もっと機会損失を考えるべき December 12, 2006
人生の成功確率を左右する発想のポイントの一つに「機会損失を考えているか否か」があると思うようになった。 機会損失とは投資分野で良くとりあげられる用語で、「ある行動をとらなかったがために得ることができなかった利益」を指す。
投資では金融商品ごとにリターンが異なるので、別の証券を買っておけばこれだけ儲かったはずだという事象がたくさん発生する。
しかし、話は投資にとどまらず、この機会損失は人生全般で発生している。 世の中には危機感のある人とない人、アクティブな人とパッシブな人がいて、まるで別の生き物であるかのようにくっきりと層が分かれている。 「なにかをしないではいられない」と日々考えている人から見れば危機意識を持たない人など全く不可解でしかないし、逆もまた真だ。

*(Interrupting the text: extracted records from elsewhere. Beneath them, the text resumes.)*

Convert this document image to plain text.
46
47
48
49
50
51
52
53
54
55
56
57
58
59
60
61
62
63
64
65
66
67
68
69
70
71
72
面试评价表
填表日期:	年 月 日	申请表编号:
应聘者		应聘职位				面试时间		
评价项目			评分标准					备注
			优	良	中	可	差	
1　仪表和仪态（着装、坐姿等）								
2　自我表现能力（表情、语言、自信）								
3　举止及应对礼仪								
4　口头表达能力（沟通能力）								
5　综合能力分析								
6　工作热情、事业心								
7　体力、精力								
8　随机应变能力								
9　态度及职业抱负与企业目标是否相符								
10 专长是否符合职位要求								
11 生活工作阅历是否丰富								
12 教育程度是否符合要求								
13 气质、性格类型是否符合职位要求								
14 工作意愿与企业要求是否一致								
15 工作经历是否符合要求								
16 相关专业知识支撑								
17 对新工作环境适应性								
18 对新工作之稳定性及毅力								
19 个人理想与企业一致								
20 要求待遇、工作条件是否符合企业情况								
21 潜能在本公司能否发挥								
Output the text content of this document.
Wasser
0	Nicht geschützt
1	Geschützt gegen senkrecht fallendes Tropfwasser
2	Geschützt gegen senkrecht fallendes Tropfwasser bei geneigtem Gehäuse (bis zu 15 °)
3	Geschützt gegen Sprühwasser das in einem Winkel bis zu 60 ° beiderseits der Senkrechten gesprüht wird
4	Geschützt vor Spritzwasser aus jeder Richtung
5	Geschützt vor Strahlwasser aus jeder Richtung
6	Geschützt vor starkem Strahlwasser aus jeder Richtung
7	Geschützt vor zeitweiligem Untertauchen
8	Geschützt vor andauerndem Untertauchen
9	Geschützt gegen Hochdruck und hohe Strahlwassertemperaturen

この2層構造が長らく謎だったのだが最近頭が整理されてきて、この差を生み出しているのは機会損失を考えるスキルを持っているかどうかではないかと思うようになった。 典型的な思考パターンをまとめると以下のような差があるのではないかと思う。
- 危機感を持つ人、アクティブな人:もし自分が別のことを行えばこれぐらい良いことがあるのではないか?
- 危機感を持たない人、パッシブな人:いまの自分はこんなもんだが満足するしかない。それは過去××だったせいだ
この2つの思考様式には接点がないため、会話が成り立たない。そして、実際に会話が成り立たないケースの典型例もこんな感じではないだろうか?
機会損失について考え続ける人はあまり反省したりしない。ひたすら損失を回避し取りうる機会を追求するだけの話だ。 たとえばパーソナルMBAなどが新しい傾向の例だと思う。MBAタイトルを取得しに行ったら、その時点で学費と勉強に費す時間という重い支出が確定してしまう。 MBAは本質的に理論の詰め込みとケーススタディで構成されているので、自前で同じようなことをやった方が帳尻が合うんじゃないか?というのがパーソナルMBAのアイディア。 こういうのをリーズナブルな思考というだろう。
他にも、政治改革がニセ改革で終わるのはやるべきことを明らかにしないからだし、教育制度を16年間の服役生活と見ずにセピア色の思い出に変えているのも本当に学ぶべきことが何かを定義していないからである。
機会損失を考えるのが難しい理由は、実際には起こっていない架空のストーリー(ただし現実味のあるもの)を考えなくてはならないからである。いま現実にどういう行動をとっているかということは一切関係がない。
インポッシブル・シンキングではこの問題を掘り下げている。 人の視野(メンタルモデル)は自分が思っている以上に狭く、視野の外にあるものを見る(=機会損失を考える)ためには、そのためだけの思考訓練を続けないと身につかない。
法学部卒がつぶしが利く理由も同源だ。弁護士の卵のくせに狭いメンタルモデルしか持たないやつがいたら、そいつはニセモノである。
けっきょく、「視野を広げる」「メンタルモデルを作りかえる」「夢を持つ」といった言葉は全て同じことを指している。 着手していないがために損をしていることは山ほどある、と考えてみることが自分を変える一歩になるだろう。